Pode parecer especialmente estranho que, de repente, João Félix renasça das cinzas, como entusiasticamente anunciava um jornal da Catalunha, que abria a sua primeira página com o criativo nome de JOÃO FENIX. Nem foi preciso mudar de país, bastou mudar de cidade e, mais importante, mudar de treinador.

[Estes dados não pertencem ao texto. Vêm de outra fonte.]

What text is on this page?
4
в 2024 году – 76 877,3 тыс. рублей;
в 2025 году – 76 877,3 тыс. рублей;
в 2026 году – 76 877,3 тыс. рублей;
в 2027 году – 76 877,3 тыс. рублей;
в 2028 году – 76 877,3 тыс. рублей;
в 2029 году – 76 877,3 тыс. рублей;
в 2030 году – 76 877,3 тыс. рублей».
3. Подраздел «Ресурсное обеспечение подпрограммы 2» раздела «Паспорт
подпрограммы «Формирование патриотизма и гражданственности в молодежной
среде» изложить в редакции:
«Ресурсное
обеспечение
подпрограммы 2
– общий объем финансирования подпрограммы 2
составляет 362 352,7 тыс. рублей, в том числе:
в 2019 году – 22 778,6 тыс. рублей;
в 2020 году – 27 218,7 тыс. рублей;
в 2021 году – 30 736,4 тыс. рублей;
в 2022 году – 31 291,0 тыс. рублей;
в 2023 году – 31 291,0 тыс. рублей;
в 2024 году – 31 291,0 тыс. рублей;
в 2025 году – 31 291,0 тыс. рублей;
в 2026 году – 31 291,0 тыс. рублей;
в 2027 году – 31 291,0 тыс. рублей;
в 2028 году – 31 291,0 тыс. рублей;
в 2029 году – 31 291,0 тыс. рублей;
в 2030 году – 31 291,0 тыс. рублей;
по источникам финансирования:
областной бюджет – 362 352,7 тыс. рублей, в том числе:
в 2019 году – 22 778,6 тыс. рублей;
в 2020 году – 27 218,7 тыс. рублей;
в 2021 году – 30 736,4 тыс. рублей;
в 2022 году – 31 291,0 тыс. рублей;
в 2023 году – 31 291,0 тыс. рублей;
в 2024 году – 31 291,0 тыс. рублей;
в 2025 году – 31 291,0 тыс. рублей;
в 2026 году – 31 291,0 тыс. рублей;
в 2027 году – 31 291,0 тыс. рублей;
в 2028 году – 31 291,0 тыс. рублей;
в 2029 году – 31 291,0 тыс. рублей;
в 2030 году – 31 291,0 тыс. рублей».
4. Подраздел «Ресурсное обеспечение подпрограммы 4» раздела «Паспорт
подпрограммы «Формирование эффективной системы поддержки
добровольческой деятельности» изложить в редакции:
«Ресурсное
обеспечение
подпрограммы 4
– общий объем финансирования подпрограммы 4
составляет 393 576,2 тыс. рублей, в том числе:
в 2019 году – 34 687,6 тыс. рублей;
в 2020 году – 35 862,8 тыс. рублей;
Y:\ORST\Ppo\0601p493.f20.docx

Como que por magia, um jogador que parecia perdido no futebol impaciente e torrencial do Atlético Madrid de Simeone, reconquistou a sublime subtileza dos génios incompreendidos e faz levantar, em cada jogo, as bancadas de Barcelona, apesar de tão habituadas a performances notáveis de alguns dos que se afirmaram como dos melhores do mundo.

João Félix não aprendeu com Xavi a jogar futebol, mas foi com o treinador espanhol que ganhou uma liberdade interior que lhe permite a alegria de uma nova liberdade de jogar e, com ela, o desejo de fazer de cada lance uma oportunidade imperdível de se vingar de um passado recente em que era visto, em Espanha, como um dos maiores enganadores do futebol mundial, que tinha levado o Atlético a pagar lata por ouro.

O caso de João Félix não deve, porém, ser visto à luz de uma realidade específica do futebol, a não ser por aquilo que o futebol também nos ensina da natureza humana. A verdade é que um pouco por toda a parte, países, cidades, empresas, escolas, ateliers, eu sei lá, há talentos encurralados nos seus labirintos, quer seja por imposição de circunstâncias, quer seja pela insensibilidade de quem os dirige. 

Na vida ainda curta de João Félix, há desde já uma experiência rica, diversa, apaixonante, que não conheceu o limbo morno em que muitos vivem as suas rotinas, mas antes o céu no auge do empolgamento dos seus fãs e o inferno da pressão de uma acusação sem tréguas. 

O momento atual será de êxtase e de encantamento, mas é importante que João Félix perceba que não há qualquer diferença cultural e muito menos humana entre aqueles que quase o liquidaram e os que, agora, o elevam à condição de estrela de primeira grandeza. Não é só o treinador que passa de bestial a besta, e vice-versa, todos nós corremos esse risco em qualquer momento da vida. Por isso, tal como costuma dizer Manuel Sérgio, é sempre bom ter alguma humildade e saber dividir por dois os grandes elogios e também os maiores deslouvores.